Young People need School Libraries
Students need school librarians and dedicated reading programs to enhance their mental health and wellbeing.
Not only does reading fiction help adolescents navigate personal and emotional development during their teens, but developing a reading habit can help to mitigate the disruptive effects of mental health throughout their entire lives.
What’s special about stories?
Stories show us that it’s okay to fail, that mistakes are opportunities for learning, that courage isn’t an absence of fear, and that not everyone is as they seem.
Stories help us identify and refine our values and ideals, show us what resilience looks like, help us to define our goals and encourage us to explore our emotions.
Stories reflect and validate our lived experiences, help us to accept our past, help us to create order from our chaotic lives, and encourage us to be optimistic about the future.
Stories comfort us, help us connect with others and make us feel less alone.
Stories reframe our problems, help us create distance and see different perspectives, and nurture optimism, hope and self-efficacy.
Stories promote empathy and compassion, remove stigmas and stereotypes, help us to embrace diversity and show us a wider view of normal.
Stories introduce us to ancient wisdom and create intergenerational connections.
Stories help us to understand our world, help us to recognize the importance of our own life story as part of a bigger picture and help us to be more accepting of ourselves.
Stories give us answers to questions we don’t know how to ask.
Stories stimulate our imagination.
Stories give us role models to inspire us to persevere and improve, to empower us to speak out, to join in celebrating the successes of others, and to help us to be grateful and accepting of ourselves.
Stories give us the insight, the language and the confidence to seek help when we need to share our concerns or can’t manage alone.
Stories are not only the easiest way but sometimes the only way to learn about ourselves, and find our place in the society and the world we inhabit, from a safe and secure place.
Who can ensure our students are learning these things if not the teacher librarian?
Why is a Teacher Librarian is the best person to implement
Developmental Bibliotherapy?
Teacher Librarians love to talk about books and
Teacher Librarians provide guidance, encouragement opportunities for learning without grades.
NOTE: Books do not judge and neither should librarians – remember that in developmental Bibliotherapy activities there are no wrong answers.
Developmental Bibliotherapy occurs when
Young People recognize that a change has taken place
in their Thoughts, Feelings, Actions or Beliefs.
Implementing Developmental Bibliotherapy is about asking the right questions to help this self reflection to take place. It can take as little as fa few minutes as an informal chat, or it can be developed into a unit of work.
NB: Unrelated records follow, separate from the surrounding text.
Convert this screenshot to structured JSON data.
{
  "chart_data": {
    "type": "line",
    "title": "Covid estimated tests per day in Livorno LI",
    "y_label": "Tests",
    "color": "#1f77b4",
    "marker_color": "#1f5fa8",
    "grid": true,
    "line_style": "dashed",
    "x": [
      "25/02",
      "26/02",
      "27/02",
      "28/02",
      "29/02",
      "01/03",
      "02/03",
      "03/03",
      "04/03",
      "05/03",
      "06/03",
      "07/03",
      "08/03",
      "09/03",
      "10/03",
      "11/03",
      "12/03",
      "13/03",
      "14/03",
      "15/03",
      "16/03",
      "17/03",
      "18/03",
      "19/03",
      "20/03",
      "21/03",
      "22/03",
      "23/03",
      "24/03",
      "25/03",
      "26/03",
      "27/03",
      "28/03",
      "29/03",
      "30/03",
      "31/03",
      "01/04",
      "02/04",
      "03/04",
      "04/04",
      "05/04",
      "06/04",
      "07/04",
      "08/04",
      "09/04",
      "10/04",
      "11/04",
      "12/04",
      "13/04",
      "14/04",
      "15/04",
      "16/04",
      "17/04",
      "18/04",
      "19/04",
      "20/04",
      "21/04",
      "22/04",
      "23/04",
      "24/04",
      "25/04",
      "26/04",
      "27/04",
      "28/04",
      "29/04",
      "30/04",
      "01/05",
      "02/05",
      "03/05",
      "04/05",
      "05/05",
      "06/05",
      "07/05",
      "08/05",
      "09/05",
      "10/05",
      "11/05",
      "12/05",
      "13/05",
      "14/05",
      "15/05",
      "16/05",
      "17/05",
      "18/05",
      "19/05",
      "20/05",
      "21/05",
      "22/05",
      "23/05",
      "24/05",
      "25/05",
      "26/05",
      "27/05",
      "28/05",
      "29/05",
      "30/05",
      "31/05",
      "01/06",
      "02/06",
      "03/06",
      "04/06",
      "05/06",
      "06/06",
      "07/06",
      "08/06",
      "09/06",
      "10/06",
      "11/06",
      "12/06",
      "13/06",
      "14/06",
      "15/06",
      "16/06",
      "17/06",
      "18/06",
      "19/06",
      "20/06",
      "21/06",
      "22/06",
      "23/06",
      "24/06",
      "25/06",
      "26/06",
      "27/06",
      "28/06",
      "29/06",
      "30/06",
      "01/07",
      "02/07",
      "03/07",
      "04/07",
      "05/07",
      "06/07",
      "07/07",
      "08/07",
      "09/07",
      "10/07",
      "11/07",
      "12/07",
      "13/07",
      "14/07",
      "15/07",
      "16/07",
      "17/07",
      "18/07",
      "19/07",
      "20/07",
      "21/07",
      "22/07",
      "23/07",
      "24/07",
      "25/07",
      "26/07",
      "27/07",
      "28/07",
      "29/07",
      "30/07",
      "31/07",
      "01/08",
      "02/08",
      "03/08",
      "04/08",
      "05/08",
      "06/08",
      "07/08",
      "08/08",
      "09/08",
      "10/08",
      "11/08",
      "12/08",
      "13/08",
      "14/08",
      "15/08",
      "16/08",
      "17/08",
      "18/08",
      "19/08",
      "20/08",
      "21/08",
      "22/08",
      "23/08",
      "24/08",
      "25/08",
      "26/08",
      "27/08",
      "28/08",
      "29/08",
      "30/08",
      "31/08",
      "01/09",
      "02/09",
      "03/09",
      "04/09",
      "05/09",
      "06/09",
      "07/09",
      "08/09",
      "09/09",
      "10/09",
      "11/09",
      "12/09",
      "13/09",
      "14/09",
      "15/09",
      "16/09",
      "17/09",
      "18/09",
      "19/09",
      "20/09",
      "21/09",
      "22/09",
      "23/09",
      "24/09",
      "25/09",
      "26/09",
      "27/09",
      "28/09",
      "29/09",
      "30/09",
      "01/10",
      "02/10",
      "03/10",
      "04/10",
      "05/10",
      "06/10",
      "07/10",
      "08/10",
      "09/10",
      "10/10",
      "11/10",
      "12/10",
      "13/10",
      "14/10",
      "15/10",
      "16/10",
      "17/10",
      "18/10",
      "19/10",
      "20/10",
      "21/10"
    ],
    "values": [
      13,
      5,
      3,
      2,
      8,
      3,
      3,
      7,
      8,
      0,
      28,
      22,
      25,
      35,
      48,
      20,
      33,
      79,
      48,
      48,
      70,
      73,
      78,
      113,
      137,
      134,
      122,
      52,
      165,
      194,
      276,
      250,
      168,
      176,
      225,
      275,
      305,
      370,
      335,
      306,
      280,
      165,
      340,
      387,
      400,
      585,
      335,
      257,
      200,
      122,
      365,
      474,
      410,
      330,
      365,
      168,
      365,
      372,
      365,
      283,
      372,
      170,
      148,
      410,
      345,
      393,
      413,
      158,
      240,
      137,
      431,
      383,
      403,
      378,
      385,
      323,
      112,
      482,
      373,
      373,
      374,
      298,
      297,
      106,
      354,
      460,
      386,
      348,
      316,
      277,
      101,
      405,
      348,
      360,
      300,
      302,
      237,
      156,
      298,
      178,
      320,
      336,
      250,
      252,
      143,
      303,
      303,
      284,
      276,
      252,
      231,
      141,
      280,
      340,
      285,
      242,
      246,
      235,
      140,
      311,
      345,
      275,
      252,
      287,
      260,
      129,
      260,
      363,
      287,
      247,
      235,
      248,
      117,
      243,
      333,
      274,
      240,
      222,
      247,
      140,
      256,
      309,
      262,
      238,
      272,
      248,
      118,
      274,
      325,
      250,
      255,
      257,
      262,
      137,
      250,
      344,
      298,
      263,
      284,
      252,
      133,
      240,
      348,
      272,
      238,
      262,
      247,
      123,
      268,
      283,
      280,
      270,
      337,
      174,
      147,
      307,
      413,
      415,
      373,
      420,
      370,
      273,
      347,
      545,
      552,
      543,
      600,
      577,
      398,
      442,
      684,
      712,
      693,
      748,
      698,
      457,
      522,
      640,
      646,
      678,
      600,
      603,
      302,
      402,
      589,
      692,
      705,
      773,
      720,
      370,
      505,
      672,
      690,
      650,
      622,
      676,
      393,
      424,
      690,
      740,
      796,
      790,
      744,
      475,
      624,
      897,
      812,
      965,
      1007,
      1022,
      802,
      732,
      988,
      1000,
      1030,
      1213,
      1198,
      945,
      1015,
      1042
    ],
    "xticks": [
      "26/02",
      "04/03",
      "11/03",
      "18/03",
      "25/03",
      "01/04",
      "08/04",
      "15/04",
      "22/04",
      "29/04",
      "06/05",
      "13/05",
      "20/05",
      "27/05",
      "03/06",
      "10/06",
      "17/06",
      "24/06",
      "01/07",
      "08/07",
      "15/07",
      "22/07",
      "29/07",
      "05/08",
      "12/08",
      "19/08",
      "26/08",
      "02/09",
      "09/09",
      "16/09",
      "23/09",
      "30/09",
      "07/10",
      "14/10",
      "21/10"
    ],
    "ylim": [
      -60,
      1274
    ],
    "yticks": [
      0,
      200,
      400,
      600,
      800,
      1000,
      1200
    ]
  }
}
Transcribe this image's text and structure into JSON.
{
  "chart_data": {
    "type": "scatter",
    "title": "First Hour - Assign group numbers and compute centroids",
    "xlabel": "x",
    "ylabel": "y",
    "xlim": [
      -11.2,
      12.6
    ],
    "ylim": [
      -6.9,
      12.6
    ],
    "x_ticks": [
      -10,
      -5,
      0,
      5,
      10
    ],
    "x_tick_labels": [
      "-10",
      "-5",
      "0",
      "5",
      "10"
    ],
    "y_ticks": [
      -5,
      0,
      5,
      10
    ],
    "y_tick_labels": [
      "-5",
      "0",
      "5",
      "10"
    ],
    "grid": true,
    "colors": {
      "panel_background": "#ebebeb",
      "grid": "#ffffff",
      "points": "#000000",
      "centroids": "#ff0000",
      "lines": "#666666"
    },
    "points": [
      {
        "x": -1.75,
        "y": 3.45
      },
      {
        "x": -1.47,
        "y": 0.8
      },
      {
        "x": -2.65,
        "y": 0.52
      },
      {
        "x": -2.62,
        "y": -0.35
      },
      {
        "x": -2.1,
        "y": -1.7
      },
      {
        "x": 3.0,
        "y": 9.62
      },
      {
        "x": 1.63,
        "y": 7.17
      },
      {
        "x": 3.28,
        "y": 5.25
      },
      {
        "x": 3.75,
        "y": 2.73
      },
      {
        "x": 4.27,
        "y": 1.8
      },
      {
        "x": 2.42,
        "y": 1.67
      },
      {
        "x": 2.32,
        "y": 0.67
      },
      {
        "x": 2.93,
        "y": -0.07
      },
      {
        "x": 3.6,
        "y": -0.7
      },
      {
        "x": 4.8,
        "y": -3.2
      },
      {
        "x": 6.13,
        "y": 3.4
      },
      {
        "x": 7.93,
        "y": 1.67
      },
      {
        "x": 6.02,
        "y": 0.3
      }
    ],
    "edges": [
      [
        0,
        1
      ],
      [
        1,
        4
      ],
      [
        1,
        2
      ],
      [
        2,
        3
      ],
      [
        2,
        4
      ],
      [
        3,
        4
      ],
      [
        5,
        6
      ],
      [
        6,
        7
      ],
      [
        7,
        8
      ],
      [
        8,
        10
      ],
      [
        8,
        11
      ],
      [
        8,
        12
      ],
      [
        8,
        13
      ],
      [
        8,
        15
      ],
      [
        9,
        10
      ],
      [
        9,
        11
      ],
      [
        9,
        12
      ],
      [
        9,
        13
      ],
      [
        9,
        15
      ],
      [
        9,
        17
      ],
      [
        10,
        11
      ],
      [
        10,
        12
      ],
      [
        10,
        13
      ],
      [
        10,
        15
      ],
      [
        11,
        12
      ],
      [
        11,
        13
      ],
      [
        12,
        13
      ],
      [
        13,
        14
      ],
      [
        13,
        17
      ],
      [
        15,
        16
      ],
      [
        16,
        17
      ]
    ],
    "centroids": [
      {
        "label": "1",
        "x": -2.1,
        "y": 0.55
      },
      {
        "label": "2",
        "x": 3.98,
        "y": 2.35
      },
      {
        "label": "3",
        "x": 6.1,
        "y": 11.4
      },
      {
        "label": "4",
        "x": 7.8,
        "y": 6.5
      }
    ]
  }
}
Whether as an informal chat, recalling an event or quote from a novel, creating a piece of artwork or writing a book review, Developmental Bibliotherapy is almost certainly taking place in every library wherever a skillful teacher librarian is talking to young people about the books they are reading.
Go to the Activities and Printables page for ideas on Implementing Developmental Bibliotherapy or ways you can ensure that your existing programs are creating the conditions for change.
If an activity results in the reader reflecting and articulating a positive change
in their Thoughts, Feelings, Actions or Beliefs
then Developmental Bibliotherapy has been in action.
Although reading fiction is not a panacea, by showing young people a wider view of normal, by allowing them to explore their emotions and their identity alongside fictional heroes, by removing stigmas and stereotypes and by giving them the language and the confidence to seek answers from trusted adults, Developmental Bibliotherapy programs gives students skills that can promote better mental health outcomes throughout their lives.